- Des chercheurs chinois ont conçu un outil basé sur l’IA pour détecter précocement les symptômes neuropsychiatriques.
- Il analyse des biomarqueurs présents dans la salive.
- Cette méthode pourrait révolutionner le suivi des seniors.
Et si une simple analyse de salive permettait de repérer les premières manifestations de troubles cognitifs ? Des chercheurs de l’Université médicale de Chongqing, en Chine, viennent de franchir un cap prometteur en combinant biomarqueurs buccaux et intelligence artificielle pour anticiper les maladies neurodégénératives. Leurs travaux sont parus dans la revue Translational Psychiatry.
Un lien entre humeur et déclin cognitif
Depuis plusieurs années, les scientifiques savent que des symptômes comme la tristesse, l’apathie ou l’anxiété précèdent souvent les troubles de la mémoire chez les personnes âgées. Mais leur détection reste difficile. Les chercheurs affirment dans un communiqué : "Les symptômes neuropsychiatriques sont des indicateurs précoces du déclin cognitif lié aux maladies neurodégénératives, et leur détection rapide est d'une importance capitale."
Les chercheurs ont recueilli des échantillons de salive et de microbiote buccal de 338 seniors fréquentant des centres de santé communautaires à Chongqing. Ils ont également mesuré le taux de cortisol, marqueur du stress, et des protéines immunitaires appelées cytokines. En analysant ces données à l’aide d’algorithmes d’apprentissage automatique, comme le XGBoost ou la régression logistique, ils ont pu identifier les individus à risque avec une précision remarquable.

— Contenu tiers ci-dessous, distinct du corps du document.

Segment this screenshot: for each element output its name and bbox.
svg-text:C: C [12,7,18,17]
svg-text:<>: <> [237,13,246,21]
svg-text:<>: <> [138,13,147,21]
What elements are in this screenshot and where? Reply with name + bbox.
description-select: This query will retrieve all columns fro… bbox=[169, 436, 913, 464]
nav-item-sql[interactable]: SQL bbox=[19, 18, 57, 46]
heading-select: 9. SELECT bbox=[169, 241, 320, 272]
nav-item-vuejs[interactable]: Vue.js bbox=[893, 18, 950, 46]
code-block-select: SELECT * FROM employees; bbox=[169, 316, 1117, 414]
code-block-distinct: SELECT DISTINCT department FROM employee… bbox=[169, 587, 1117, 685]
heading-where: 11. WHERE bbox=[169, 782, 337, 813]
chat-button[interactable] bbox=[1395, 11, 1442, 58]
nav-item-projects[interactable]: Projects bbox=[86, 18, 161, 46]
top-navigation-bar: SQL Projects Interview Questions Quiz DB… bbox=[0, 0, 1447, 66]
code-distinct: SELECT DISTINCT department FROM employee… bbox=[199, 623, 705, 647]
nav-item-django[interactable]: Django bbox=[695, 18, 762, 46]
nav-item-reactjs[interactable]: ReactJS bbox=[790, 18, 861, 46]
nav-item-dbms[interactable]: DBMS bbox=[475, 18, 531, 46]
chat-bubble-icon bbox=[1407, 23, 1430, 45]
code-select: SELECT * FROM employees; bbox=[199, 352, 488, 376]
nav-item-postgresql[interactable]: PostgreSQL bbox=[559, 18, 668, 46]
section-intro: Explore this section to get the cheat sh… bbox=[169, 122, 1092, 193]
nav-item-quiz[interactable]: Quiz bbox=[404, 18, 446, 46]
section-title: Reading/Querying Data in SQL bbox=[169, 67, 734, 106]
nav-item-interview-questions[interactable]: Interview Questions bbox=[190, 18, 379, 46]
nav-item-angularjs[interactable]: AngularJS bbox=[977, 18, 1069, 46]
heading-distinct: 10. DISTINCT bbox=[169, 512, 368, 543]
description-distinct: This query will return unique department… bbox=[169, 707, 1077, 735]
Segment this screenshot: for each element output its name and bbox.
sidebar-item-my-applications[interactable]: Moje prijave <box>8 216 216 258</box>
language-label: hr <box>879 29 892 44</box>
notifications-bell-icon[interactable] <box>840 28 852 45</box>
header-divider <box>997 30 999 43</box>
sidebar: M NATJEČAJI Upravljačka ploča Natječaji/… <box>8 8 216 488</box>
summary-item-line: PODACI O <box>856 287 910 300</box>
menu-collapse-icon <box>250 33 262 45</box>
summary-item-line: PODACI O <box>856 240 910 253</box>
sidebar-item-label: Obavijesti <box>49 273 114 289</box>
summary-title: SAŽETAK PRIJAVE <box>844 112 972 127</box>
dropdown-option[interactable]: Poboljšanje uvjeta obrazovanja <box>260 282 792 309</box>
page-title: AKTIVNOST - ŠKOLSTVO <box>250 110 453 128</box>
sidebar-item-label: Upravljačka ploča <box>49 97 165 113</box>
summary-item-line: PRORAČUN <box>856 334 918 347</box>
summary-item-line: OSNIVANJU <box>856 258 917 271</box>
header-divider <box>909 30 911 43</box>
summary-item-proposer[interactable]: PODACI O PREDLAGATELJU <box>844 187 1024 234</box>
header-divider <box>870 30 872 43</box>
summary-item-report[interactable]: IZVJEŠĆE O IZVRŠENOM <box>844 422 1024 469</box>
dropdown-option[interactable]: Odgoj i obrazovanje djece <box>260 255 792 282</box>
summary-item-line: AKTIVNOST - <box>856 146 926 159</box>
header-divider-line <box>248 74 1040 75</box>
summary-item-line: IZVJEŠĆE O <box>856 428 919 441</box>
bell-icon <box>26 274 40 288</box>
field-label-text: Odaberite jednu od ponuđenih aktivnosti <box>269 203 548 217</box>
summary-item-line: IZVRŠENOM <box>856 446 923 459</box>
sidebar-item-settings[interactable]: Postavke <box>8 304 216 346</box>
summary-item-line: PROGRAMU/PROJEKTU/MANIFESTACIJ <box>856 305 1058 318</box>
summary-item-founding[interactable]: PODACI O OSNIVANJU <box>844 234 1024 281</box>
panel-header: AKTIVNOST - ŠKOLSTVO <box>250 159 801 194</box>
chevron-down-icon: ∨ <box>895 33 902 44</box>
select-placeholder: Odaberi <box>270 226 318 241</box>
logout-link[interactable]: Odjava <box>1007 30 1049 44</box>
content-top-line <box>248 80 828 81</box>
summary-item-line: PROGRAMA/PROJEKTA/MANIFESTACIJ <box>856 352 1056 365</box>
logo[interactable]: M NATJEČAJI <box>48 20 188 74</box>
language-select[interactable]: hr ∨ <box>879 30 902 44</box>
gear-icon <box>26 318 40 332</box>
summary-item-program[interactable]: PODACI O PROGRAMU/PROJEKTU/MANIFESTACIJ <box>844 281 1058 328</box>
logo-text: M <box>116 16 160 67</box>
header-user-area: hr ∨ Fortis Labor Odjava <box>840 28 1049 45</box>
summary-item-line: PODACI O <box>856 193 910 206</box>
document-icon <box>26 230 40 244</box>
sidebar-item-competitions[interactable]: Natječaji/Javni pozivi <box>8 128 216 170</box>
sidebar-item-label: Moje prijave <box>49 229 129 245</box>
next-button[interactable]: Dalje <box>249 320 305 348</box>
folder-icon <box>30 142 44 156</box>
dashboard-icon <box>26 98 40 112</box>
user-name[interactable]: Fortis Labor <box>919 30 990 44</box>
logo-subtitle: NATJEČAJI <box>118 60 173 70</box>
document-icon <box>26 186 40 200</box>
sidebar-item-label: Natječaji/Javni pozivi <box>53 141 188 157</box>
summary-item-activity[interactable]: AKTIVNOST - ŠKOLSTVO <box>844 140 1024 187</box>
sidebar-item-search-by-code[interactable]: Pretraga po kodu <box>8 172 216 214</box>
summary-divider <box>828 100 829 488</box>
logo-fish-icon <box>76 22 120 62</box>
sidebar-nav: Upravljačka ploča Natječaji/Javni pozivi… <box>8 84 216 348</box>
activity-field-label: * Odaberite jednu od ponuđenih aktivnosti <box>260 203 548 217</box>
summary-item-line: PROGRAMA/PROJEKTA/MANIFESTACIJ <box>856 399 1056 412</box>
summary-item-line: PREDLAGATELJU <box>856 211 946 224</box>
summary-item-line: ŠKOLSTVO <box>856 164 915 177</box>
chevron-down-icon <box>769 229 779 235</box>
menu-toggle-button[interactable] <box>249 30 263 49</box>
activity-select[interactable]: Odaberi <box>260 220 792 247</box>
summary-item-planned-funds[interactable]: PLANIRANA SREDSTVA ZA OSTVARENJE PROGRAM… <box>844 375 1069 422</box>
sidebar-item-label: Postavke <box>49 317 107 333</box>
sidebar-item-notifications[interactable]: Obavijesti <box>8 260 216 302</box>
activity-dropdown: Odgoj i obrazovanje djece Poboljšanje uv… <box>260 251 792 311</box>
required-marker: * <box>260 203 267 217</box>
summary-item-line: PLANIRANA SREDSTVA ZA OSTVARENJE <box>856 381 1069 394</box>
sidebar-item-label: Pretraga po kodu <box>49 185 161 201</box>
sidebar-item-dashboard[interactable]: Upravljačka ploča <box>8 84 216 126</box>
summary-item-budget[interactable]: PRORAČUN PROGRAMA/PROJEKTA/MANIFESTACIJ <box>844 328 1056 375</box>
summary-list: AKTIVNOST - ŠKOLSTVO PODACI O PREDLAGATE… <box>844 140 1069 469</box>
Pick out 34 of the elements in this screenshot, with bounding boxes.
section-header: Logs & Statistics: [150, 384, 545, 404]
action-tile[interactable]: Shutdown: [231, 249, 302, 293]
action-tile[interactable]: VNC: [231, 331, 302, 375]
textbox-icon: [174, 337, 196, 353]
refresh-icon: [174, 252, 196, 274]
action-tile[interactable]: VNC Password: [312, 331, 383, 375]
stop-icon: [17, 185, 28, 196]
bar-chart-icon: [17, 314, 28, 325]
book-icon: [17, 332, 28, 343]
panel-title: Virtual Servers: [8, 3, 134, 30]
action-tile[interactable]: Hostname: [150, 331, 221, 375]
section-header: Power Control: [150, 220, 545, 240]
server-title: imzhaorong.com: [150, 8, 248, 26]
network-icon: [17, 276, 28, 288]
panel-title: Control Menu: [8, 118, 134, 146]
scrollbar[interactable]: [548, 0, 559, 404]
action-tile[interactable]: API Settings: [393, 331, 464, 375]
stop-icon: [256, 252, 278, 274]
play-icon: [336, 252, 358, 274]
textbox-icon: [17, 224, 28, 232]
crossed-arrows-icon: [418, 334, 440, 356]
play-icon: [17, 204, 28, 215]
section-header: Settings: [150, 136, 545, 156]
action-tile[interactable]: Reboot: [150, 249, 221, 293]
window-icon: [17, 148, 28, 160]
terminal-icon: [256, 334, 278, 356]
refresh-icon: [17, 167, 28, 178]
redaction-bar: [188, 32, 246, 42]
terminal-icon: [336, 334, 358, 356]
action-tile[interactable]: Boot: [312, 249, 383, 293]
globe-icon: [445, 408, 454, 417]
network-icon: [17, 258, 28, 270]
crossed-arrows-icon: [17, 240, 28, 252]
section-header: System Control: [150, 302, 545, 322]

Vers un dépistage précoce de la dépression
D'après les auteurs, "le modèle XGBoost enrichi par le genre microbien a obtenu les meilleures performances, avec une AUROC de 0,936 et un score F1 de 0,864, surpassant les autres modèles". Une version simplifiée, appelée nomogramme, a été créée pour une utilisation pratique par les professionnels de santé. Une validation externe a confirmé sa fiabilité (AUROC = 0,986).
Cette approche pourrait transformer le suivi des personnes âgées. En repérant les signes précurseurs de maladies comme Alzheimer via un simple test salivaire, les soignants pourraient intervenir plus tôt. De plus, les analyses ont mis en évidence des interactions entre le cortisol, certaines bactéries buccales et des voies métaboliques spécifiques, offrant de nouvelles pistes de recherche sur les liens entre inflammation, microbiote et santé mentale.